Species of flowering plant

Saurauia avellana is a species of plant in the Actinidiaceae family. It is native to the Philippines. Adolph Daniel Edward Elmer, the American botanist who first formally described the species, named it after the dense covering of hazel-colored (avellaneus in Latin) downy hair covering the underside of its leaves.

==Description==
It is a bush reaching 3 to 5 meters in height. Its rigid leaves are variable in size, but are normally 20 by 8 centimeters with rounded tips. The leaves are hairless on their upper surface and dense with nut-brown hair on their lower surface. The leaves have 13-17 pairs of secondary veins emanating from their midribs. The leaf margins have small serrations. Its scaly petioles are 1-3 millimeters long. Inflorescences are axillary and organized on peduncles 1-5 millimeters in length.

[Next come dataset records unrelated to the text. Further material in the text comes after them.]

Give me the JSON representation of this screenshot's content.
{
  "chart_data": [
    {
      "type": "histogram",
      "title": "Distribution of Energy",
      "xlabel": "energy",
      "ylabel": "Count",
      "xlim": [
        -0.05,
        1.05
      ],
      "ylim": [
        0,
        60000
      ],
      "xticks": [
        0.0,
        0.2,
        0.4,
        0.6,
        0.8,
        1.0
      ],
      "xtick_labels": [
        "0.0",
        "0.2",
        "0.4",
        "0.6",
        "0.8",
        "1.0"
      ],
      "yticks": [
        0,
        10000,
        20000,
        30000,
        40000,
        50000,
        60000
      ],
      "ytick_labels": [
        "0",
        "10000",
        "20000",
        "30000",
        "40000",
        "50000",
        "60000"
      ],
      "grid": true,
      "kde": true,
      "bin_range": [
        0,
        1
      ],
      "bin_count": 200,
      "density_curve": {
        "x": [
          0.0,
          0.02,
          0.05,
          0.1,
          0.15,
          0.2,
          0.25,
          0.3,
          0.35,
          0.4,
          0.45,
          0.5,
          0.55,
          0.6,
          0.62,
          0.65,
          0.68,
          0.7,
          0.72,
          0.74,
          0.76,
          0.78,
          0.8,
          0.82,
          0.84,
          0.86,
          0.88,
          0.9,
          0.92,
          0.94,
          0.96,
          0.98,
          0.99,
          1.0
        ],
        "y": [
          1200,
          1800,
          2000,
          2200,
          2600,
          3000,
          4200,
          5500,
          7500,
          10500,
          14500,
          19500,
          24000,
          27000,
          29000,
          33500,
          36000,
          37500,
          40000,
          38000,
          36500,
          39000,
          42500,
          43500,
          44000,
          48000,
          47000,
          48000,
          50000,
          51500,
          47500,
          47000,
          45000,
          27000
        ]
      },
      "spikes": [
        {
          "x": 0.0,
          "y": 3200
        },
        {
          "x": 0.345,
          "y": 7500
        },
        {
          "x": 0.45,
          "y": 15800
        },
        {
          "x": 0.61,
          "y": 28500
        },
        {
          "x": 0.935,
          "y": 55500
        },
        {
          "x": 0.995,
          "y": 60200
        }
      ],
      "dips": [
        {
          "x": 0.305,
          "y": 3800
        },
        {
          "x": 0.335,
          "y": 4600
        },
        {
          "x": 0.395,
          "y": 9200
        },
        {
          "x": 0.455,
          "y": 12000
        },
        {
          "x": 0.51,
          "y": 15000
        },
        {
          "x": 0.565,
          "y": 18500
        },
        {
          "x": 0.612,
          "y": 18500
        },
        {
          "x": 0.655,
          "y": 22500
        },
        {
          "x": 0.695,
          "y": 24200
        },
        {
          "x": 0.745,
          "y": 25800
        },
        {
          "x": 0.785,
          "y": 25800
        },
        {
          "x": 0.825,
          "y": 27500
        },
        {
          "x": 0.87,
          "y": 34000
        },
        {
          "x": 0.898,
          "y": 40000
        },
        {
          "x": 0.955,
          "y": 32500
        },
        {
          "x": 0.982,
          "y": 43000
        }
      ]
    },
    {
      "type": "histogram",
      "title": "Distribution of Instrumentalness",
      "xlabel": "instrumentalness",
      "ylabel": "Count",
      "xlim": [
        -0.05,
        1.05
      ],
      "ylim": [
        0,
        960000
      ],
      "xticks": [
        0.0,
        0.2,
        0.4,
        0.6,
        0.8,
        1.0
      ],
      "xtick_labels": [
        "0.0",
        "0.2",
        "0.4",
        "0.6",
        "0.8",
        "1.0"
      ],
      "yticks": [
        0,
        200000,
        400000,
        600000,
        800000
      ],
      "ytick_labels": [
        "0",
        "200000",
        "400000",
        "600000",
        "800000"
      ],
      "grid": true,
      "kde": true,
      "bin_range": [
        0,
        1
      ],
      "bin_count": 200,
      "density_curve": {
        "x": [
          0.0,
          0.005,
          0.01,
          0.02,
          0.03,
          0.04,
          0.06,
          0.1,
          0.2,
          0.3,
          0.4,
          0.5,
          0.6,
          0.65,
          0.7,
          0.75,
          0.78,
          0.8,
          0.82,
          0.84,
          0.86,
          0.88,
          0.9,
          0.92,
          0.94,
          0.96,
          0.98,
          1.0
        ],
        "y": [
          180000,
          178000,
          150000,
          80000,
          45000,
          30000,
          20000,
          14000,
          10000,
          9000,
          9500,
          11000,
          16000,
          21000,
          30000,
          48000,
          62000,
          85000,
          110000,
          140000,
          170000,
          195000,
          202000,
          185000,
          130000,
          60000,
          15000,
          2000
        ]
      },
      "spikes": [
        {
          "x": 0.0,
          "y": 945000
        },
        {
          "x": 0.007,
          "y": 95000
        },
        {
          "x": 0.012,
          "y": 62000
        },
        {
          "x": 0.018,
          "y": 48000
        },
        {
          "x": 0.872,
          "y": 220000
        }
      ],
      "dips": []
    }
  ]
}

The peduncle can be branched and more than one can emerge from the same leaf axil. Each flower is on a scaly pedicel 3-5 millimeters in length. Its flowers have 5 sepals, 5 millimeters long, that are united at their base. The sepals are scaly on their outer surface and smooth on their inner surface. Its flowers have 5 white petals that are united at their base. The petals are smooth on both surfaces. Its flowers have numerous stamens that are 1.75 millimeters long. Its styles are 3 millimeters long. Each flower has a 3-chambered superior ovary. Each ovary contains numerous ovules.

===Reproductive biology===
The pollen of Saurauia avellana is shed as permanent tetrads.